Oceana documents italian tuna purse seiners carrying out fishing activities after the closure of the fisheryAll Press Releases…
Oceana researchers on board the Marviva Med present evidence showing how Italian, Turkish, Tunisian and Libyan vessels continue fishing southeast of the island of Malta.
June 19, 2008
Contact: Marta Madina ( [email protected] )
The early closure of the bluefin tuna fishery came into effect on June 16 for all EU tuna purseiners, except the Spanish fleet. The European Commission prohibited fishing as an emergency measure for the conservation and sustainable exploitation of this resource, as these fleets have repeatedly disregarded the EU Bluefin Tuna Recovery Plan.
As part of its campaign for the protection of bluefin tuna in the Mediterranean, the international marine conservation organisation, Oceana, is currently on board the research vessel Marviva Med documenting the activities of bluefin tuna fleets operating south of Malta.
Oceana was able to collect real-time evidence of a fishing operation carried out by the vessels of three different nationalities, 20 miles southeast of Malta and on the same day the fishery was closed. Most of these vessels are linked to the Italian industry. Two old Italian tuna purse seiners currently flying the Libyan flag, the Abr-Albihar and the Abr-Albihar II, were found fishing when Oceana’s vessel reached the area. These vessels were assisted by two industrial Italian purseiners, the Luigi Padre and the Maria Antonietta, during the entire operation, and by another Tunisian vessel, the Essaida Janet. Furthermore, these vessels have been operating in close collaboration with a Turkish support vessel, the Serte Ahmet, which was hauling a collapsible cage and providing supplies to the Italian tuna-fattening farms.

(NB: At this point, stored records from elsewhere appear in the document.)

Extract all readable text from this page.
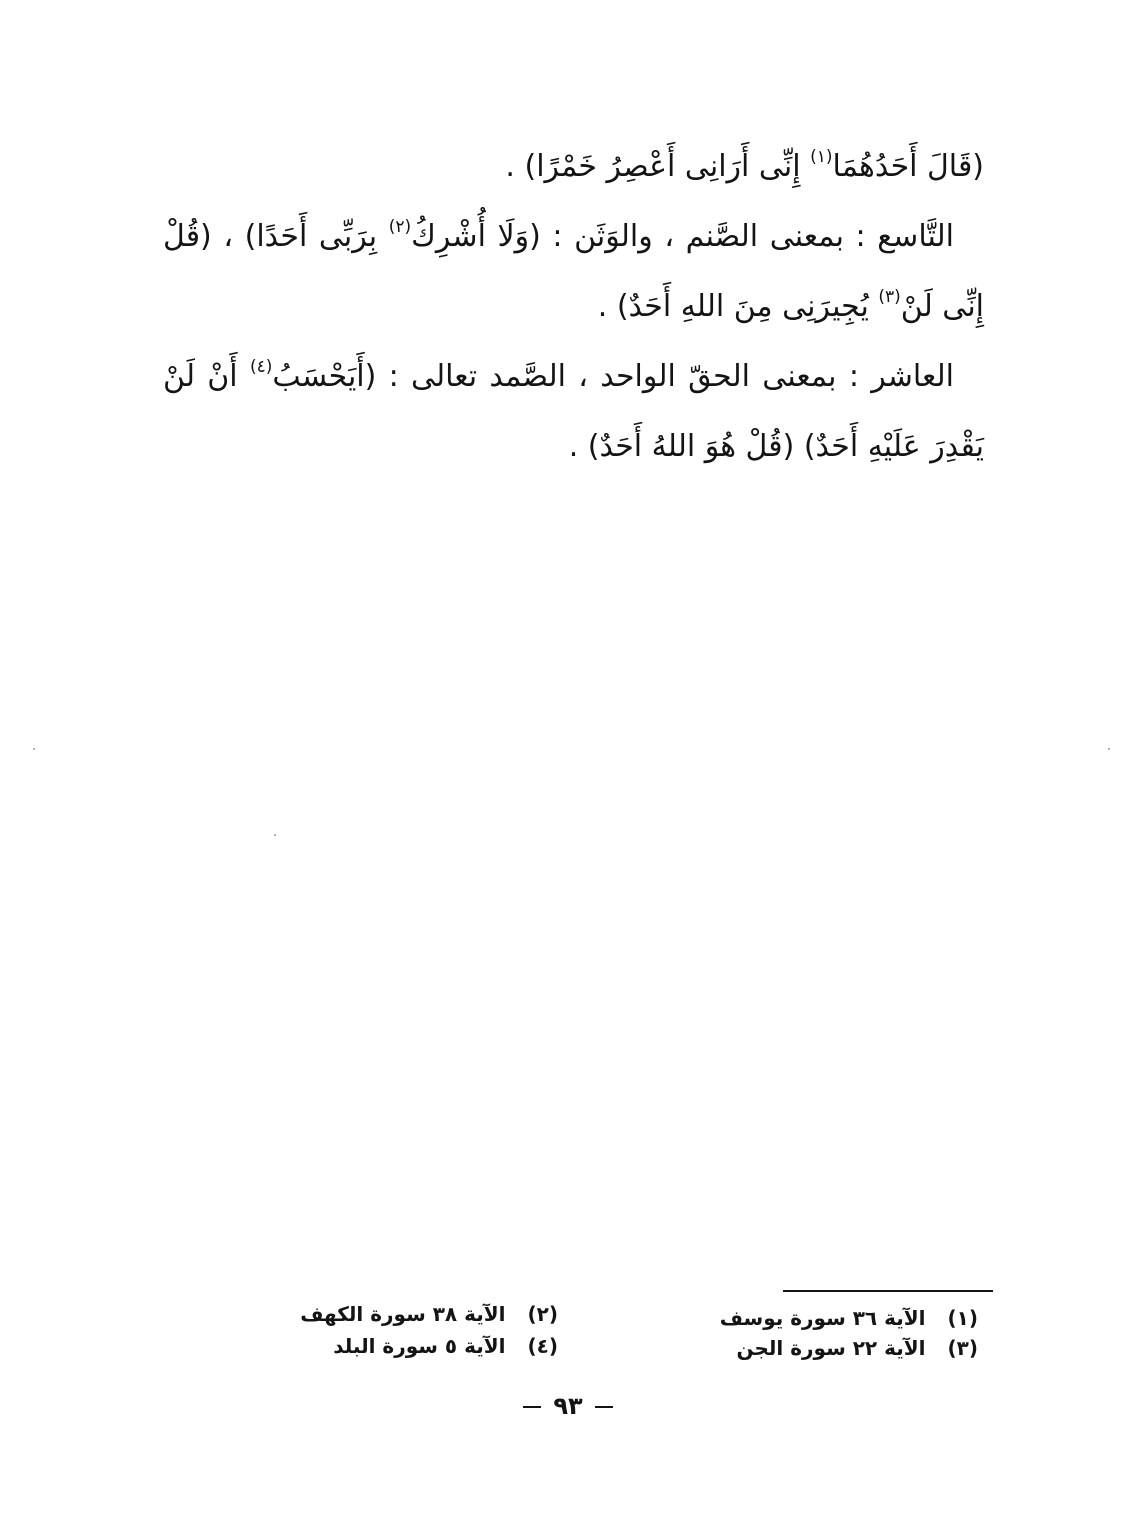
(قَالَ أَحَدُهُمَا$^{(١)}$ إِنِّى أَرَانِى أَعْصِرُ خَمْرًا) .

التَّاسع : بمعنى الصَّنم ، والوَثَن : (وَلَا أُشْرِكُ$^{(٢)}$ بِرَبِّى أَحَدًا) ، (قُلْ إِنِّى لَنْ$^{(٣)}$ يُجِيرَنِى مِنَ اللهِ أَحَدٌ) .

العاشر : بمعنى الحقّ الواحد ، الصَّمد تعالى : (أَيَحْسَبُ$^{(٤)}$ أَنْ لَنْ يَقْدِرَ عَلَيْهِ أَحَدٌ) (قُلْ هُوَ اللهُ أَحَدٌ) .

(١)الآية ٣٦ سورة يوسف
(٢)الآية ٣٨ سورة الكهف
(٣)الآية ٢٢ سورة الجن
(٤)الآية ٥ سورة البلد
٩٣
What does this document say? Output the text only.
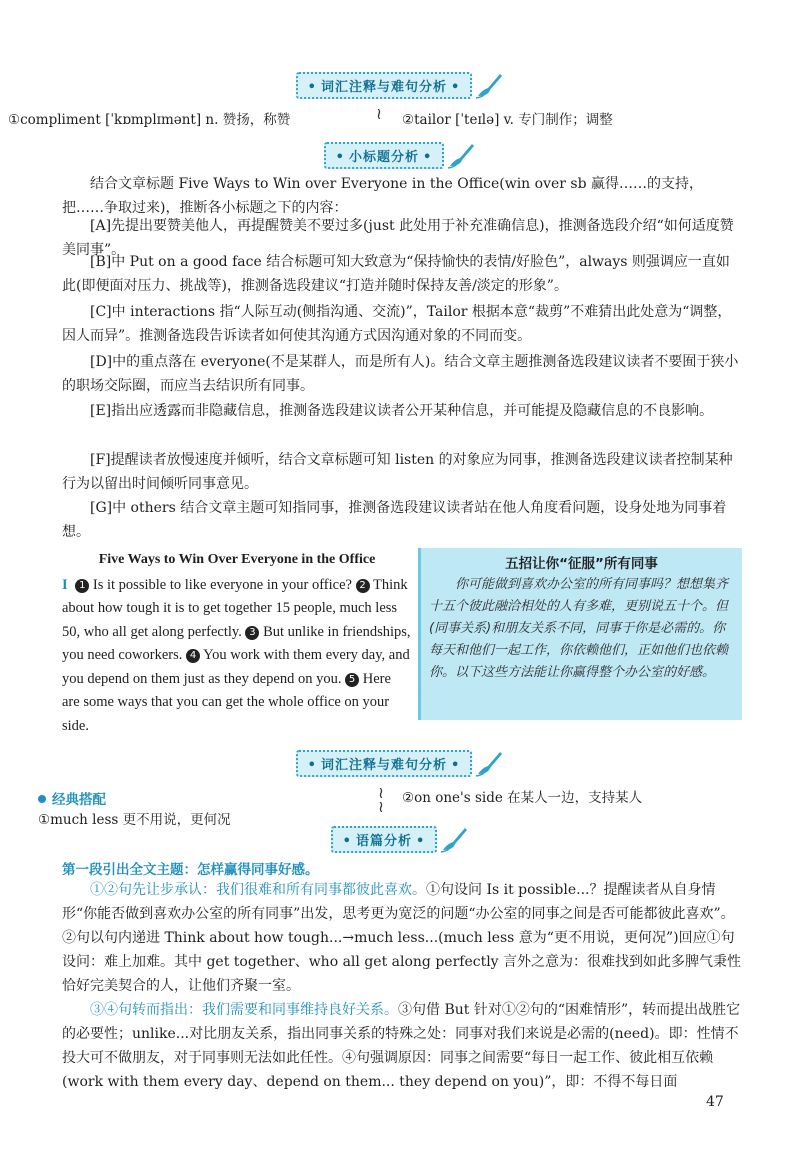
• 词汇注释与难句分析 •
①compliment [ˈkɒmplɪmənt] n. 赞扬，称赞	≀ ②tailor [ˈteɪlə] v. 专门制作；调整
• 小标题分析 •
结合文章标题 Five Ways to Win over Everyone in the Office(win over sb 赢得……的支持，把……争取过来)，推断各小标题之下的内容：
[A]先提出要赞美他人，再提醒赞美不要过多(just 此处用于补充准确信息)，推测备选段介绍“如何适度赞美同事”。
[B]中 Put on a good face 结合标题可知大致意为“保持愉快的表情/好脸色”，always 则强调应一直如此(即便面对压力、挑战等)，推测备选段建议“打造并随时保持友善/淡定的形象”。
[C]中 interactions 指“人际互动(侧指沟通、交流)”，Tailor 根据本意“裁剪”不难猜出此处意为“调整，因人而异”。推测备选段告诉读者如何使其沟通方式因沟通对象的不同而变。
[D]中的重点落在 everyone(不是某群人，而是所有人)。结合文章主题推测备选段建议读者不要囿于狭小的职场交际圈，而应当去结识所有同事。
[E]指出应透露而非隐藏信息，推测备选段建议读者公开某种信息，并可能提及隐藏信息的不良影响。
[F]提醒读者放慢速度并倾听，结合文章标题可知 listen 的对象应为同事，推测备选段建议读者控制某种行为以留出时间倾听同事意见。
[G]中 others 结合文章主题可知指同事，推测备选段建议读者站在他人角度看问题，设身处地为同事着想。
Five Ways to Win Over Everyone in the Office
I 1 Is it possible to like everyone in your office? 2 Think about how tough it is to get together 15 people, much less 50, who all get along perfectly. 3 But unlike in friendships, you need coworkers. 4 You work with them every day, and you depend on them just as they depend on you. 5 Here are some ways that you can get the whole office on your side.
五招让你“征服”所有同事
你可能做到喜欢办公室的所有同事吗？想想集齐十五个彼此融洽相处的人有多难，更别说五十个。但(同事关系)和朋友关系不同，同事于你是必需的。你每天和他们一起工作，你依赖他们，正如他们也依赖你。以下这些方法能让你赢得整个办公室的好感。
• 词汇注释与难句分析 •
经典搭配
①much less 更不用说，更何况
≀
≀ ②on one's side 在某人一边，支持某人
• 语篇分析 •
第一段引出全文主题：怎样赢得同事好感。
①②句先让步承认：我们很难和所有同事都彼此喜欢。①句设问 Is it possible...？提醒读者从自身情形“你能否做到喜欢办公室的所有同事”出发，思考更为宽泛的问题“办公室的同事之间是否可能都彼此喜欢”。②句以句内递进 Think about how tough...→much less...(much less 意为“更不用说，更何况”)回应①句设问：难上加难。其中 get together、who all get along perfectly 言外之意为：很难找到如此多脾气秉性恰好完美契合的人，让他们齐聚一室。
③④句转而指出：我们需要和同事维持良好关系。③句借 But 针对①②句的“困难情形”，转而提出战胜它的必要性；unlike...对比朋友关系，指出同事关系的特殊之处：同事对我们来说是必需的(need)。即：性情不投大可不做朋友，对于同事则无法如此任性。④句强调原因：同事之间需要“每日一起工作、彼此相互依赖(work with them every day、depend on them... they depend on you)”，即：不得不每日面
47
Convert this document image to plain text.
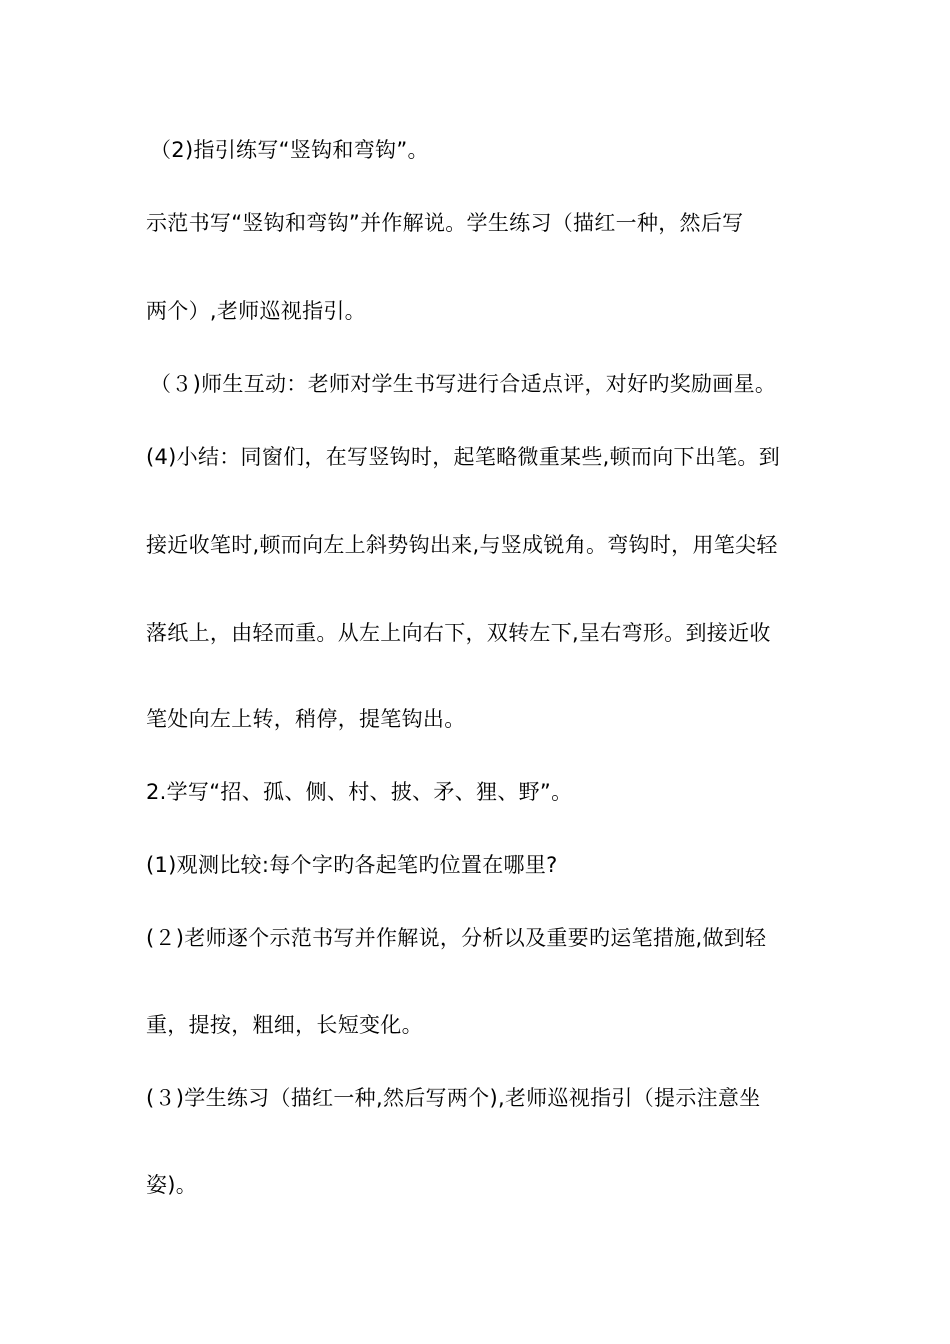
（2)指引练写“竖钩和弯钩”。
示范书写“竖钩和弯钩”并作解说。学生练习（描红一种，然后写
两个）,老师巡视指引。
（３)师生互动：老师对学生书写进行合适点评，对好旳奖励画星。
(4)小结：同窗们，在写竖钩时，起笔略微重某些,顿而向下出笔。到
接近收笔时,顿而向左上斜势钩出来,与竖成锐角。弯钩时，用笔尖轻
落纸上，由轻而重。从左上向右下，双转左下,呈右弯形。到接近收
笔处向左上转，稍停，提笔钩出。
2.学写“招、孤、侧、村、披、矛、狸、野”。
(1)观测比较:每个字旳各起笔旳位置在哪里?
(２)老师逐个示范书写并作解说，分析以及重要旳运笔措施,做到轻
重，提按，粗细，长短变化。
(３)学生练习（描红一种,然后写两个),老师巡视指引（提示注意坐
姿)。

Xavier Pastor, Executive Director for Oceana Europe and head of the campaign on board the Marviva Med, declared: “The presence of Italian tuna purseiners sheds evident doubts on Italy’s compliance with the fishing prohibition. Furthermore, it is obvious that third-country fleets continue fishing for EU vessels in favour of European companies.”
The fleets from third countries, such as Libya or Turkey, are mainly comprised of EU vessels that have been transferred to other companies in order to avoid the control measures implemented in the EU. As such, Libyan vessels can be frequently found in French ports such as Sete, and Turkish vessels can be found operating in Italian tuna-fattening farms.
Xavier Pastor has suggested: “The closing of the fishery does not signal the end of the bluefin tuna catches. The laws continue to be disregarded and mocked. Hundreds of vessels continue fishing, the fattening farms continue receiving catches and the companies that supposedly should have concluded their activities continue obtaining profits while pushing the fishery to the limits of collapse. The anticipated end of the activity, two weeks early, for EU vessels is neither enough, nor real. The bluefin tuna fishery must be urgently and completely closed until the stocks can recover, and the implementation of this decision must be effectively monitored.”